The constantly expanding entitlement spending is a like a budgetary Sword of Damocles hanging over taxpayer's heads.

JR

PS: another good thing about living in nowhere MS is that N Korea's nukes probably can't reach this far, and if they could they wouldn't target Hickory.  ;D  (hopefully our anti-missile technology can protect SF).  8)
 
JohnRoberts said:
Assad now sheltered under Putin's wing has reportedly used poison gas against his own citizens in Syria again).
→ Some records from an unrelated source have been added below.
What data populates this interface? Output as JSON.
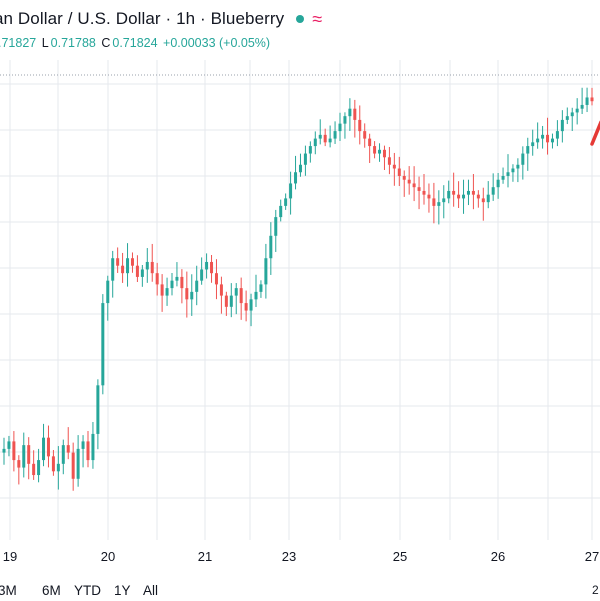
{
  "header": {
    "title": "an Dollar / U.S. Dollar · 1h · Blueberry",
    "ohlc": [
      {
        "label": "",
        "value": ".71827"
      },
      {
        "label": "L",
        "value": "0.71788"
      },
      {
        "label": "C",
        "value": "0.71824"
      },
      {
        "label": "",
        "value": "+0.00033 (+0.05%)"
      }
    ],
    "status_color": "#26a69a",
    "indicator_icon": "wavy-approx-icon",
    "indicator_color": "#e91e63"
  },
  "chart_data": {
    "type": "candlestick",
    "up_color": "#26a69a",
    "down_color": "#ef5350",
    "x_tick_labels": [
      "19",
      "20",
      "21",
      "23",
      "25",
      "26",
      "27"
    ],
    "close_profile": [
      1,
      3,
      -2,
      -4,
      2,
      -3,
      -6,
      -2,
      4,
      -1,
      -5,
      -3,
      2,
      0,
      -7,
      1,
      3,
      -2,
      5,
      18,
      40,
      46,
      52,
      50,
      48,
      52,
      50,
      47,
      49,
      51,
      48,
      45,
      42,
      44,
      46,
      47,
      44,
      41,
      43,
      46,
      49,
      51,
      48,
      45,
      42,
      39,
      42,
      44,
      40,
      38,
      41,
      43,
      45,
      52,
      58,
      63,
      66,
      68,
      72,
      75,
      77,
      80,
      82,
      84,
      85,
      83,
      84,
      86,
      88,
      90,
      92,
      89,
      86,
      84,
      82,
      80,
      81,
      79,
      77,
      76,
      74,
      73,
      72,
      71,
      70,
      69,
      68,
      66,
      67,
      68,
      70,
      69,
      68,
      69,
      70,
      69,
      68,
      67,
      69,
      71,
      73,
      74,
      75,
      76,
      77,
      80,
      82,
      83,
      84,
      85,
      83,
      84,
      86,
      89,
      90,
      91,
      92,
      93,
      95,
      94
    ]
  },
  "range_bar": {
    "items": [
      "3M",
      "6M",
      "YTD",
      "1Y",
      "All"
    ],
    "corner_digit": "2"
  }
}
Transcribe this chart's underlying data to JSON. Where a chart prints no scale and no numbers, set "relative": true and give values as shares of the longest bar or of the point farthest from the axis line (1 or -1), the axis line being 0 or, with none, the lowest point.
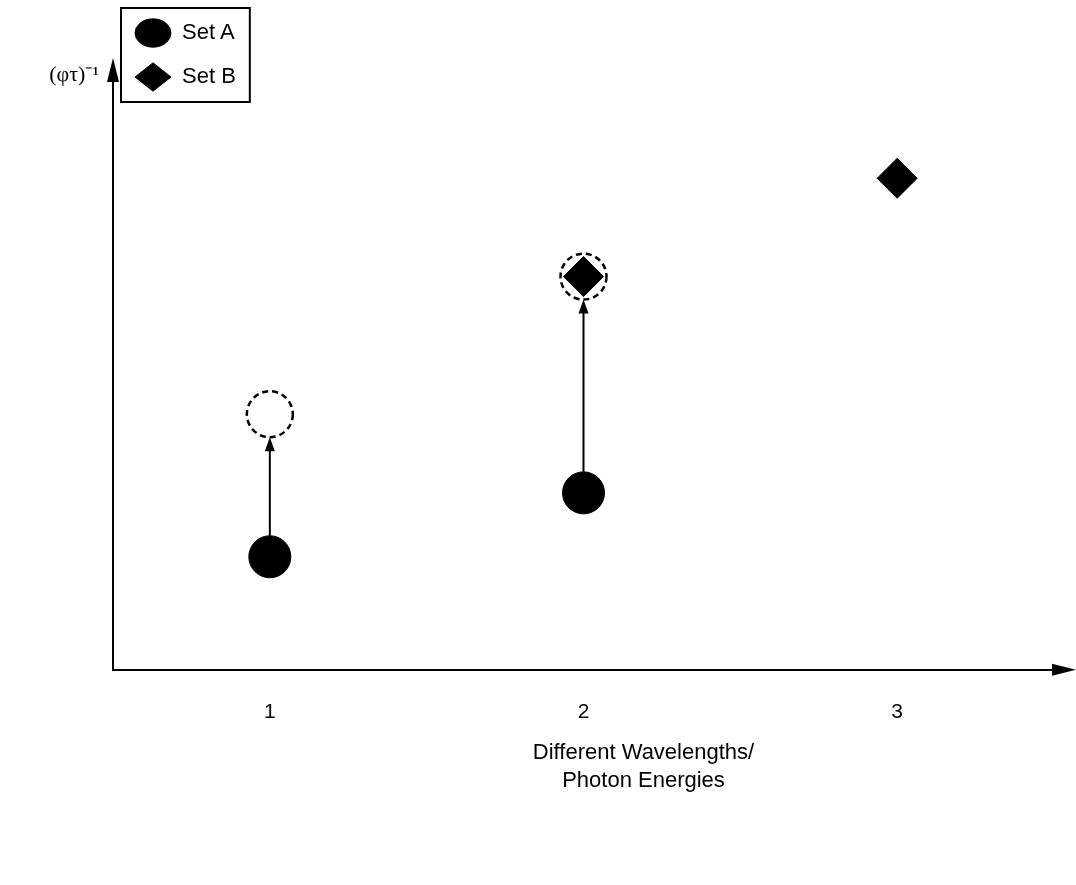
{
  "chart_data": {
    "type": "scatter",
    "relative": true,
    "xlabel": "Different Wavelengths/\nPhoton Energies",
    "ylabel": "(φτ)⁻¹",
    "categories": [
      "1",
      "2",
      "3"
    ],
    "legend": "top left",
    "grid": false,
    "tick_labels": "x",
    "series": [
      {
        "name": "Set A",
        "color": "#000000",
        "marker": "circle",
        "values": [
          0.23,
          0.36,
          null
        ]
      },
      {
        "name": "Set B",
        "color": "#000000",
        "marker": "diamond",
        "values": [
          null,
          0.8,
          1
        ]
      },
      {
        "color": "#000000",
        "marker": "circle",
        "line_style": "dashed",
        "values": [
          0.52,
          0.8,
          null
        ]
      }
    ]
  }
}
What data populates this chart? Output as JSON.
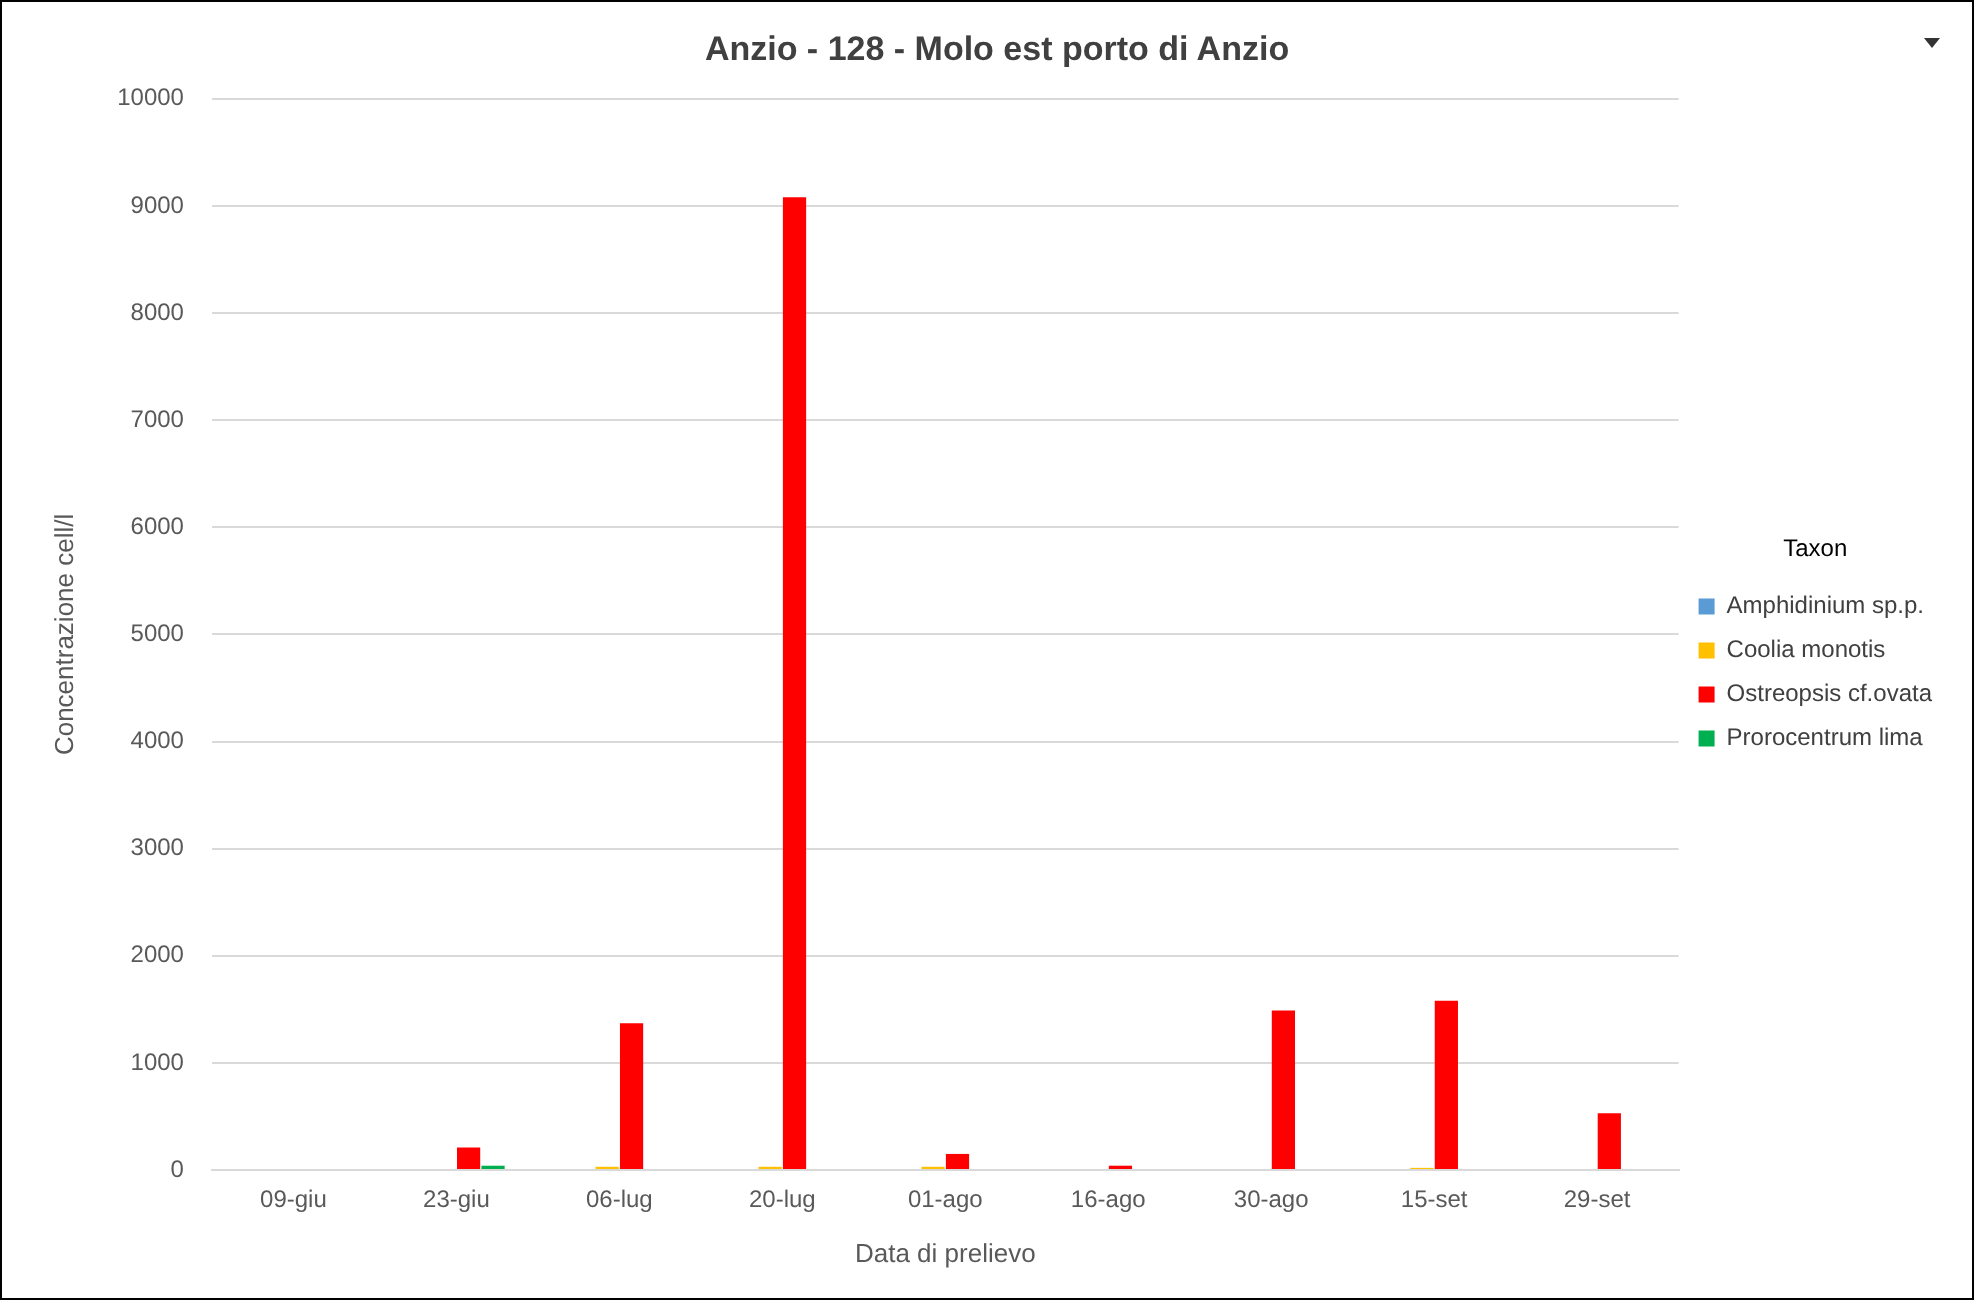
{
  "chart_data": {
    "type": "bar",
    "title": "Anzio - 128 - Molo est porto di Anzio",
    "xlabel": "Data di prelievo",
    "ylabel": "Concentrazione cell/l",
    "legend_title": "Taxon",
    "categories": [
      "09-giu",
      "23-giu",
      "06-lug",
      "20-lug",
      "01-ago",
      "16-ago",
      "30-ago",
      "15-set",
      "29-set"
    ],
    "series": [
      {
        "name": "Amphidinium sp.p.",
        "color": "#5b9bd5",
        "values": [
          null,
          null,
          null,
          null,
          null,
          null,
          null,
          null,
          null
        ]
      },
      {
        "name": "Coolia monotis",
        "color": "#ffc000",
        "values": [
          null,
          null,
          30,
          30,
          30,
          null,
          null,
          20,
          null
        ]
      },
      {
        "name": "Ostreopsis cf.ovata",
        "color": "#ff0000",
        "values": [
          null,
          210,
          1370,
          9080,
          150,
          40,
          1490,
          1580,
          530
        ]
      },
      {
        "name": "Prorocentrum lima",
        "color": "#00b050",
        "values": [
          null,
          40,
          null,
          null,
          null,
          null,
          null,
          null,
          null
        ]
      }
    ],
    "ylim": [
      0,
      10000
    ],
    "yticks": [
      0,
      1000,
      2000,
      3000,
      4000,
      5000,
      6000,
      7000,
      8000,
      9000,
      10000
    ],
    "grid": "y",
    "legend": "right"
  }
}
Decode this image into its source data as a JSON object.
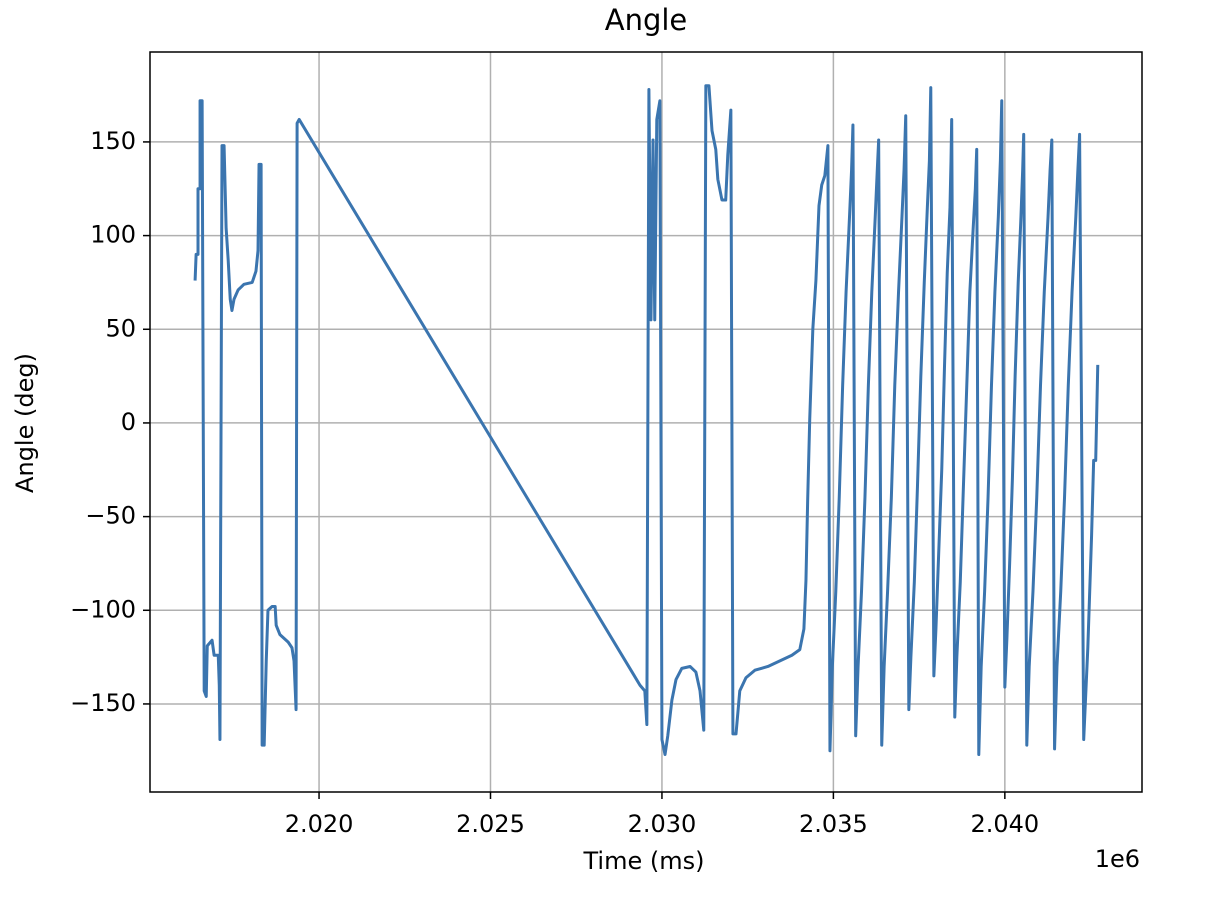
{
  "chart_data": {
    "type": "line",
    "title": "Angle",
    "xlabel": "Time (ms)",
    "ylabel": "Angle (deg)",
    "x_offset_label": "1e6",
    "color": "#3b75af",
    "grid": true,
    "xlim": [
      2015070,
      2044000
    ],
    "ylim": [
      -197,
      198
    ],
    "xticks": [
      {
        "value": 2020000,
        "label": "2.020"
      },
      {
        "value": 2025000,
        "label": "2.025"
      },
      {
        "value": 2030000,
        "label": "2.030"
      },
      {
        "value": 2035000,
        "label": "2.035"
      },
      {
        "value": 2040000,
        "label": "2.040"
      }
    ],
    "yticks": [
      {
        "value": -150,
        "label": "−150"
      },
      {
        "value": -100,
        "label": "−100"
      },
      {
        "value": -50,
        "label": "−50"
      },
      0,
      50,
      100,
      150
    ],
    "x": [
      2016385,
      2016415,
      2016470,
      2016470,
      2016530,
      2016530,
      2016590,
      2016650,
      2016710,
      2016740,
      2016880,
      2016940,
      2017060,
      2017090,
      2017110,
      2017170,
      2017230,
      2017290,
      2017350,
      2017410,
      2017460,
      2017520,
      2017640,
      2017810,
      2018050,
      2018160,
      2018220,
      2018250,
      2018310,
      2018340,
      2018400,
      2018460,
      2018510,
      2018630,
      2018720,
      2018750,
      2018860,
      2019100,
      2019210,
      2019270,
      2019330,
      2019360,
      2019420,
      2029360,
      2029500,
      2029560,
      2029620,
      2029680,
      2029740,
      2029790,
      2029850,
      2029940,
      2030000,
      2030090,
      2030170,
      2030290,
      2030410,
      2030580,
      2030820,
      2030990,
      2031110,
      2031220,
      2031280,
      2031370,
      2031460,
      2031570,
      2031630,
      2031750,
      2031860,
      2031920,
      2032010,
      2032070,
      2032160,
      2032270,
      2032450,
      2032710,
      2033090,
      2033440,
      2033790,
      2034020,
      2034140,
      2034200,
      2034250,
      2034310,
      2034400,
      2034490,
      2034580,
      2034660,
      2034750,
      2034840,
      2034900,
      2034970,
      2035070,
      2035170,
      2035270,
      2035370,
      2035470,
      2035530,
      2035570,
      2035650,
      2035720,
      2035820,
      2035920,
      2036020,
      2036120,
      2036220,
      2036280,
      2036320,
      2036410,
      2036480,
      2036580,
      2036690,
      2036790,
      2036900,
      2037000,
      2037060,
      2037110,
      2037200,
      2037260,
      2037360,
      2037450,
      2037550,
      2037650,
      2037740,
      2037800,
      2037840,
      2037930,
      2037990,
      2038070,
      2038160,
      2038240,
      2038320,
      2038400,
      2038430,
      2038450,
      2038540,
      2038600,
      2038700,
      2038790,
      2038890,
      2038980,
      2039080,
      2039140,
      2039180,
      2039240,
      2039310,
      2039410,
      2039510,
      2039610,
      2039710,
      2039810,
      2039870,
      2039910,
      2040000,
      2040060,
      2040140,
      2040220,
      2040300,
      2040390,
      2040470,
      2040520,
      2040550,
      2040640,
      2040710,
      2040820,
      2040930,
      2041040,
      2041150,
      2041260,
      2041320,
      2041370,
      2041450,
      2041520,
      2041630,
      2041740,
      2041850,
      2041960,
      2042070,
      2042130,
      2042180,
      2042300,
      2042420,
      2042530,
      2042590,
      2042650,
      2042710
    ],
    "values": [
      76,
      90,
      90,
      125,
      125,
      172,
      172,
      -143,
      -146,
      -119,
      -116,
      -124,
      -124,
      -140,
      -169,
      148,
      148,
      104,
      87,
      66,
      60,
      66,
      71,
      74,
      75,
      81,
      92,
      138,
      138,
      -172,
      -172,
      -127,
      -100,
      -98,
      -98,
      -108,
      -113,
      -117,
      -120,
      -127,
      -153,
      160,
      162,
      -140,
      -143,
      -161,
      178,
      55,
      151,
      55,
      162,
      172,
      -169,
      -177,
      -167,
      -148,
      -137,
      -131,
      -130,
      -133,
      -143,
      -164,
      180,
      180,
      156,
      146,
      130,
      119,
      119,
      143,
      167,
      -166,
      -166,
      -143,
      -136,
      -132,
      -130,
      -127,
      -124,
      -121,
      -110,
      -84,
      -41,
      2,
      50,
      76,
      116,
      127,
      132,
      148,
      -175,
      -130,
      -90,
      -40,
      20,
      70,
      110,
      135,
      159,
      -167,
      -130,
      -90,
      -40,
      20,
      70,
      110,
      135,
      151,
      -172,
      -130,
      -90,
      -40,
      20,
      70,
      110,
      135,
      164,
      -153,
      -125,
      -85,
      -35,
      25,
      75,
      115,
      140,
      179,
      -135,
      -110,
      -70,
      -25,
      30,
      80,
      115,
      140,
      162,
      -157,
      -125,
      -85,
      -35,
      20,
      70,
      105,
      125,
      146,
      -177,
      -130,
      -90,
      -40,
      20,
      70,
      110,
      140,
      172,
      -141,
      -115,
      -75,
      -30,
      25,
      75,
      110,
      135,
      154,
      -172,
      -130,
      -90,
      -40,
      20,
      70,
      110,
      135,
      151,
      -174,
      -130,
      -90,
      -40,
      20,
      70,
      110,
      135,
      154,
      -169,
      -120,
      -60,
      -20,
      -20,
      31
    ]
  }
}
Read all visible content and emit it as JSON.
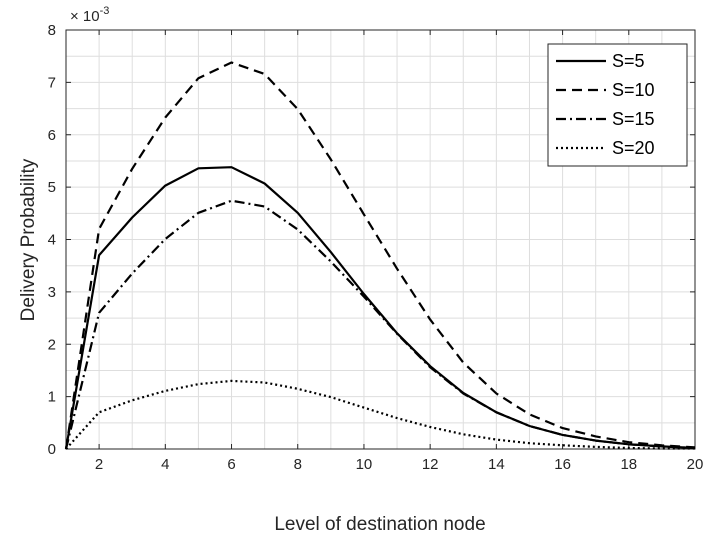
{
  "chart_data": {
    "type": "line",
    "xlabel": "Level of destination node",
    "ylabel": "Delivery Probability",
    "exponent_label": "× 10",
    "exponent_value": "-3",
    "x": [
      1,
      2,
      3,
      4,
      5,
      6,
      7,
      8,
      9,
      10,
      11,
      12,
      13,
      14,
      15,
      16,
      17,
      18,
      19,
      20
    ],
    "xlim": [
      1,
      20
    ],
    "ylim": [
      0,
      8
    ],
    "xticks": [
      2,
      4,
      6,
      8,
      10,
      12,
      14,
      16,
      18,
      20
    ],
    "yticks": [
      0,
      1,
      2,
      3,
      4,
      5,
      6,
      7,
      8
    ],
    "grid": true,
    "legend_position": "top-right",
    "series": [
      {
        "name": "S=5",
        "style": "solid",
        "values": [
          0,
          3.7,
          4.42,
          5.03,
          5.36,
          5.38,
          5.07,
          4.51,
          3.76,
          2.96,
          2.21,
          1.58,
          1.07,
          0.7,
          0.44,
          0.27,
          0.16,
          0.09,
          0.05,
          0.02
        ]
      },
      {
        "name": "S=10",
        "style": "dashed",
        "values": [
          0,
          4.2,
          5.35,
          6.33,
          7.08,
          7.38,
          7.16,
          6.49,
          5.53,
          4.48,
          3.44,
          2.47,
          1.65,
          1.06,
          0.66,
          0.4,
          0.24,
          0.13,
          0.07,
          0.03
        ]
      },
      {
        "name": "S=15",
        "style": "dashdot",
        "values": [
          0,
          2.6,
          3.35,
          4.01,
          4.51,
          4.74,
          4.63,
          4.19,
          3.58,
          2.91,
          2.2,
          1.56,
          1.06,
          0.7,
          0.44,
          0.27,
          0.16,
          0.09,
          0.05,
          0.02
        ]
      },
      {
        "name": "S=20",
        "style": "dotted",
        "values": [
          0,
          0.7,
          0.93,
          1.11,
          1.24,
          1.3,
          1.27,
          1.15,
          0.99,
          0.79,
          0.59,
          0.42,
          0.28,
          0.18,
          0.11,
          0.07,
          0.04,
          0.02,
          0.01,
          0.01
        ]
      }
    ]
  }
}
Nonsense. Are you talking about the false flag the syrian rebels fighting assad (ISIS the people Obama armed) tried a year and a half ago, or is this Some Other Made Up Story? Link it.

JohnRoberts said:
Yes, we spend a huge amount on defense. It would be nice if we didn't have to but nature abhors a vacuum and China and Russia have extended their influence into areas where we have softened our presence over recent years.

Well, I sure don't want my 'presence' softened.  :-*

JohnRoberts said:
I do not advocate limitless and mindless spending, and repeat IMO defense spending is not our biggest problem (while a popular political talking point).

The constantly expanding entitlement spending is a like a budgetary Sword of Damocles hanging over taxpayer's heads.

Except Constantly Expanding Entitlement Spending isn't intended to kill, but to improve the lives of the people of this country, not the lives of the rich who benefit from the killing.

Eat the rich. No war but class war. These are not just slogans, but also policies that make good sense.